My dad was in the SeaBees in the South Pacific and was issued the M1 Carbine. He bought one after he came home and kept it until his death. He took quite a few whitetail with it. Though I don't particularly care for them, I understand the popularity in that environment.


----------



## pblanc (Mar 3, 2015)

"For decades, troops have been complaining about the limitations of the M16 rifle and M4 carbine, both of which are hindered by the same flawed operating system that makes the weapons jam easily."

Hmm, odd that a weapon platform that has now been in service with virtually all branches of the US Military for over 50 years, as well as myriad law enforcement agencies, would have a flawed operating system that jammed easily.

Most of us are aware of the rocky roll out of the M16 rifle in the 1960s. This was much less due to the operating system design than the Army's atrocious implementation of the weapon. Mistakes included providing servicemen with ammunition loaded with the wrong powder (which threw off timing and resulted in extraction issues), lack of chrome lining of the barrel chamber and bore (to save a couple bucks per rifle), poor quality control of chamber chroming once implemented, and the utterly nonsensical notion that the rifle was "self-cleaning" (so servicemen needed not be issued with cleaning kits).

That was then and this is now. Setting aside the issue of the effectiveness of the 5.56x45 NATO round, the AR 15 weapon system has turned out to be an accurate and reliable design. And what is more, troops are by and large very happy with it.

PEO Soldier conducted a survey of more than 2600 soldiers returning from Iraq or Afghanistan regarding their experience and level of satisfaction with four different small arms systems: M9 pistol, M4 carbine, M16 A2 or A4 rifle, and M249 light machine gun. All soldiers surveyed had actually used one or more of these weapons in combat.
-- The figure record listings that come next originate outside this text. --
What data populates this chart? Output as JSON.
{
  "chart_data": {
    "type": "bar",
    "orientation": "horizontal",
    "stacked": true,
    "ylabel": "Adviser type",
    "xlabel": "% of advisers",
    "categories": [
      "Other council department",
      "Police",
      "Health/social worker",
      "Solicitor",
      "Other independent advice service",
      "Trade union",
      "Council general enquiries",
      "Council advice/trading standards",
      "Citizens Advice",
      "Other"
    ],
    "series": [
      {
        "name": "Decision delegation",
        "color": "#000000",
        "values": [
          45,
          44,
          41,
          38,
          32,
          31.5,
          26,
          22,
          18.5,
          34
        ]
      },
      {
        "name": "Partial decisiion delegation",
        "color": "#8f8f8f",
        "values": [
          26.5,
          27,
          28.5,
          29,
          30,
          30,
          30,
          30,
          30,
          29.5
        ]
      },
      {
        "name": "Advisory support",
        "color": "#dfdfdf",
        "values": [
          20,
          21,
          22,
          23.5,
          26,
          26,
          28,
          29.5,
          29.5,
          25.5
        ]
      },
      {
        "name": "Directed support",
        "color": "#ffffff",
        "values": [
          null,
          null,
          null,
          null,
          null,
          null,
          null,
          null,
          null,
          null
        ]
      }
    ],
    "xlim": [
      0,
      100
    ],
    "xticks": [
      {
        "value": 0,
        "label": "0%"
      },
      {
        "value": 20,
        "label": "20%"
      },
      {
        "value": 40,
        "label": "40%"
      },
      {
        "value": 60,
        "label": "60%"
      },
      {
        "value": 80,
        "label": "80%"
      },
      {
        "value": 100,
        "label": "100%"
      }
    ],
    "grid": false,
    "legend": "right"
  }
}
http://www.cna.org/CNA_files/PDF/D0015259.A2.pdf

Overall rate of satisfaction with the M4 was quite high at 89% and was the highest for the four weapons systems. The next highest rate of satisfaction was with the M16 at 75%, and the biggest difference in the satisfaction level between the M4 and the M16 resulted from the greater size and weight of the M16 relative to the M4. The lowest levels of overall satisfaction for the M4 were related to cleaning equipment (75%) and ammunition (79%). Lowest levels of satisfaction for the M16 were related to handling at 60% (primarily due to size and weight), and cleaning equipment (68%). The level of satisfaction with the M16 ammunition was the same as that of the M4 - 79%, which makes sense of course since the ammunition is the same.

As for reliability, over 50% of those surveyed had never experienced a single stoppage with the M4 or M16 during their entire time in theater, including training. For both the M4 and M16, 19% of those surveyed had experienced one or more stoppages while engaging the enemy. Of those stoppages, 82% of those occurring with the M4, and 80% of those occurring with the M16 had only a small impact so only 3-4% of those surveyed had experienced a stoppage in combat that had a significant impact during their entire deployment.


----------